Cheryl è bella, e gli sorride anche con gli occhi, anche da lontano, anche quando è triste. Ci prova sempre a rendere le notizie peggiori meno devastanti, ma a volte fallisce.
Ha fallito con lui, con il suo ginocchio polverizzato, la sua carriera eclissata. 
Tutto.
Ora tutti e tre lo guardano, atteggiati, quasi, nelle espressioni che lui ha cementato nella mente, che a volte ricorda di aver scacciato dagli incubi, quei sogni asimmetrici in cui corre lungo il campo all'infinito, ma senza muoversi, in cui il dolore lo sveglia fra il panico e il sudore, e quella tachicardia di merda che gli appanna la vista.
Simon, Louis e Cheryl, diversamente adagiati su tre sedie girevoli di fronte alla sua scrivania, e l'imbarazzo di saperli a proprio agio nel suo territorio, fra le sue cose, nella sua vita, di nuovo.
“Louis” lei si fa per un attimo seria, ma torna a sorridere mentre Simon la interrompe, mai brusco, ma sempre imponente
“Questo lavoro ti fa schifo” lui non ha quel genere di tatto “e vorrei ben vedere...” non si guarda intorno, lo fissa negli occhi, schietto e sarcastico, la certezza della sua resa stampata fra gli zigomi pronunciati e la linea decisa del naso
“Il Doncaster ha bisogno di te” Louis parla sempre pacatamente, con un po' di melodramma e un po' troppo pathos, ma pacatamente. Quasi a bassa voce, quasi esitando “non solo i tuoi compagni, ma la squadra, il club” Simon sorride mentre l'altro conclude, gravemente “e noi” incrocia le mani
“Siamo nella merda Lou. Sponsor, finanziatori. Facciamo schifo. Ci serve la tua faccia, il tuo nome,   la tua triste storia. Le solite cose” Louis inspira. Realizza. Comprende.
Il Doncaster Rovers. Qualcosa come una casa. Persone come una famiglia.
Il casino degli spogliatoi, l'adrenalina delle partite, le cazzate degli allenamenti, le pause, mai silenziose e mai caute, fra una stagione e l'altra. I viaggi e le parole dette piano su un aereo diretto dall'altra parte del mondo. Altre lingue e altri volti.
Caos. Colore. Odori.
Appartenenza.
Espira.
Simon fa schioccare la lingua, Louis sorride, Cheryl lo fissa un istante, forse amareggiata, forse preoccupata, sempre materna e affettuosa.
Sanno già.
Hanno solo fiutato la sua paura, il suo bisogno di sentirsi indispensabile, di riflettori, di fans, di tifo, di autografi.

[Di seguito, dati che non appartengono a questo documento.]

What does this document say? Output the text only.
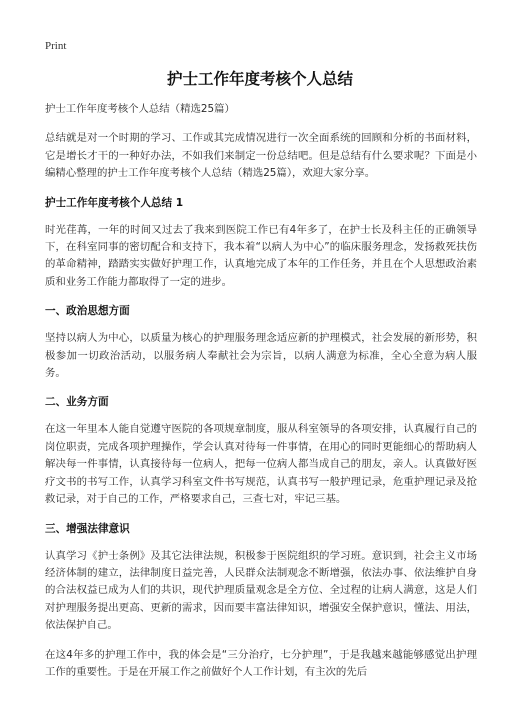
Print
护士工作年度考核个人总结

护士工作年度考核个人总结（精选25篇）

总结就是对一个时期的学习、工作或其完成情况进行一次全面系统的回顾和分析的书面材料，它是增长才干的一种好办法，不如我们来制定一份总结吧。但是总结有什么要求呢？下面是小编精心整理的护士工作年度考核个人总结（精选25篇），欢迎大家分享。

护士工作年度考核个人总结 1

时光荏苒，一年的时间又过去了我来到医院工作已有4年多了，在护士长及科主任的正确领导下，在科室同事的密切配合和支持下，我本着“以病人为中心”的临床服务理念，发扬救死扶伤的革命精神，踏踏实实做好护理工作，认真地完成了本年的工作任务，并且在个人思想政治素质和业务工作能力都取得了一定的进步。

一、政治思想方面

坚持以病人为中心，以质量为核心的护理服务理念适应新的护理模式，社会发展的新形势，积极参加一切政治活动，以服务病人奉献社会为宗旨，以病人满意为标准，全心全意为病人服务。

二、业务方面

在这一年里本人能自觉遵守医院的各项规章制度，服从科室领导的各项安排，认真履行自己的岗位职责，完成各项护理操作，学会认真对待每一件事情，在用心的同时更能细心的帮助病人解决每一件事情，认真接待每一位病人，把每一位病人都当成自己的朋友，亲人。认真做好医疗文书的书写工作，认真学习科室文件书写规范，认真书写一般护理记录，危重护理记录及抢救记录，对于自己的工作，严格要求自己，三查七对，牢记三基。

三、增强法律意识

认真学习《护士条例》及其它法律法规，积极参于医院组织的学习班。意识到，社会主义市场经济体制的建立，法律制度日益完善，人民群众法制观念不断增强，依法办事、依法维护自身的合法权益已成为人们的共识，现代护理质量观念是全方位、全过程的让病人满意，这是人们对护理服务提出更高、更新的需求，因而要丰富法律知识，增强安全保护意识，懂法、用法，依法保护自己。

在这4年多的护理工作中，我的体会是“三分治疗，七分护理”，于是我越来越能够感觉出护理工作的重要性。于是在开展工作之前做好个人工作计划，有主次的先后
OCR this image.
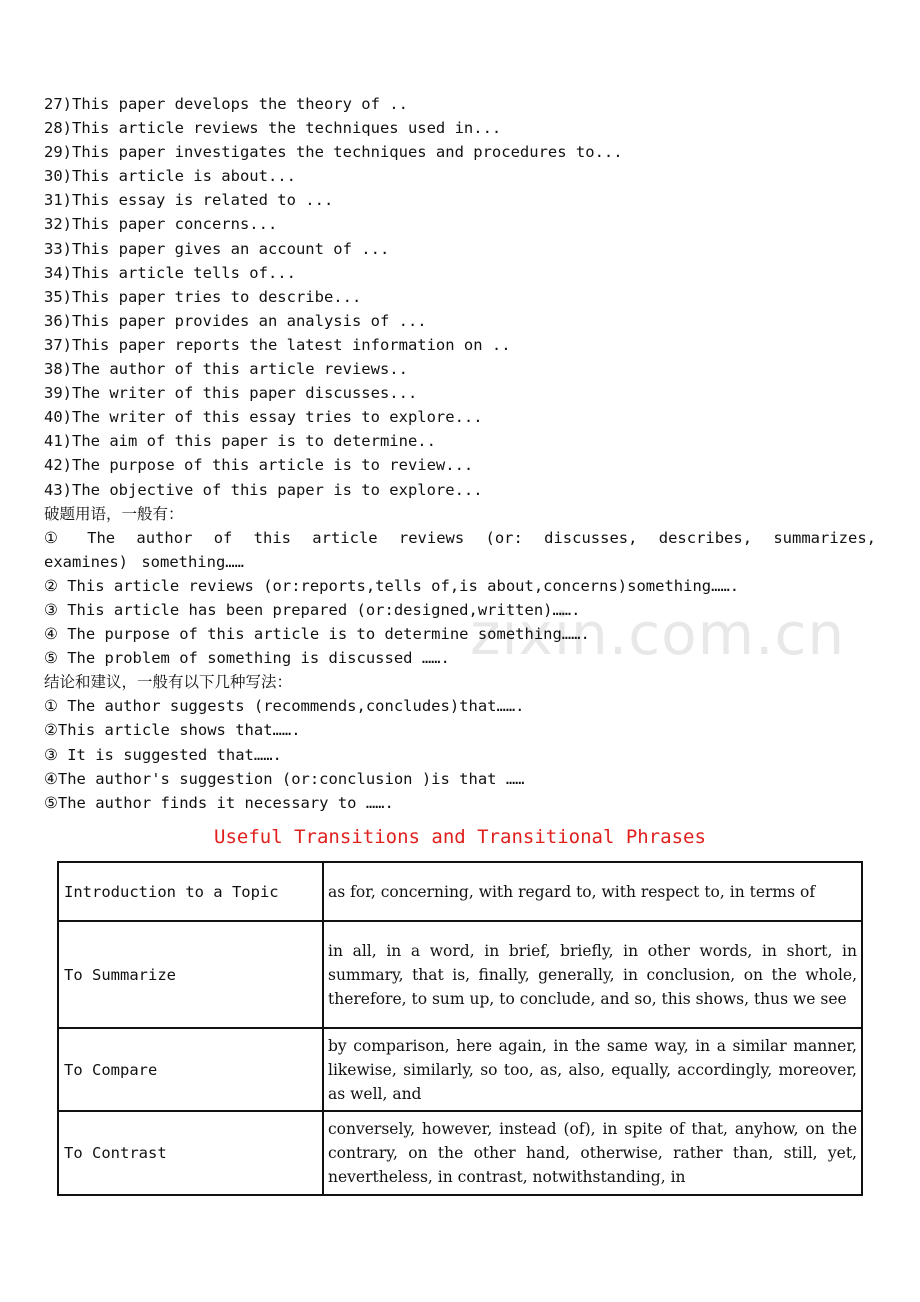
27)This paper develops the theory of ..
28)This article reviews the techniques used in...
29)This paper investigates the techniques and procedures to...
30)This article is about...
31)This essay is related to ...
32)This paper concerns...
33)This paper gives an account of ...
34)This article tells of...
35)This paper tries to describe...
36)This paper provides an analysis of ...
37)This paper reports the latest information on ..
38)The author of this article reviews..
39)The writer of this paper discusses...
40)The writer of this essay tries to explore...
41)The aim of this paper is to determine..
42)The purpose of this article is to review...
43)The objective of this paper is to explore...
破题用语，一般有：
① The author of this article reviews (or: discusses, describes, summarizes, examines) something……
② This article reviews (or:reports,tells of,is about,concerns)something…….
③ This article has been prepared (or:designed,written)…….
④ The purpose of this article is to determine something…….
⑤ The problem of something is discussed …….
结论和建议，一般有以下几种写法：
① The author suggests (recommends,concludes)that…….
②This article shows that…….
③ It is suggested that…….
④The author's suggestion (or:conclusion )is that ……
⑤The author finds it necessary to …….
zixin.com.cn
Useful Transitions and Transitional Phrases
Introduction to a Topic	as for, concerning, with regard to, with respect to, in terms of
To Summarize	in all, in a word, in brief, briefly, in other words, in short, in summary, that is, finally, generally, in conclusion, on the whole, therefore, to sum up, to conclude, and so, this shows, thus we see
To Compare	by comparison, here again, in the same way, in a similar manner, likewise, similarly, so too, as, also, equally, accordingly, moreover, as well, and
To Contrast	conversely, however, instead (of), in spite of that, anyhow, on the contrary, on the other hand, otherwise, rather than, still, yet, nevertheless, in contrast, notwithstanding, in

I suoi piccoli egoismi quotidiani. L'angoscia di scomparire, o di finire nel trafiletto di qualche giornale scandalistico che redige la classifica dei personaggi più sopravvalutati del decennio.
Il panico di sentirsi al sicuro nei sobborghi, a dividere il letto con un padre single e pupazzi di animali dai colori pastello.
Sanno.
Chissà da quanto.

***

Se Gemma lo sapesse, probabilmente lo ucciderebbe.
La camera oscura non è il posto migliore dove parcheggiare la sua bambina di nove mesi per un pomeriggio intero. Ma è il primo lavoro serio da una vita, e Harry davvero non poteva rimandare ancora.
L'odore di Neutol si appiccica ai vestiti, alla carta immersa nel liquido, ai pensieri.
Mentre immerge le foto da sviluppare nel liquido gli sembra di sentirsi addosso il dopobarba di Lou. È solo un'illusione olfattiva, perché i vestiti sono puliti, e l'altro a malapena gli si avvicina da giorni. Non è stato improvviso. Quasi mai definitivo, ma ha ronzato, sempre più spesso e frequentemente.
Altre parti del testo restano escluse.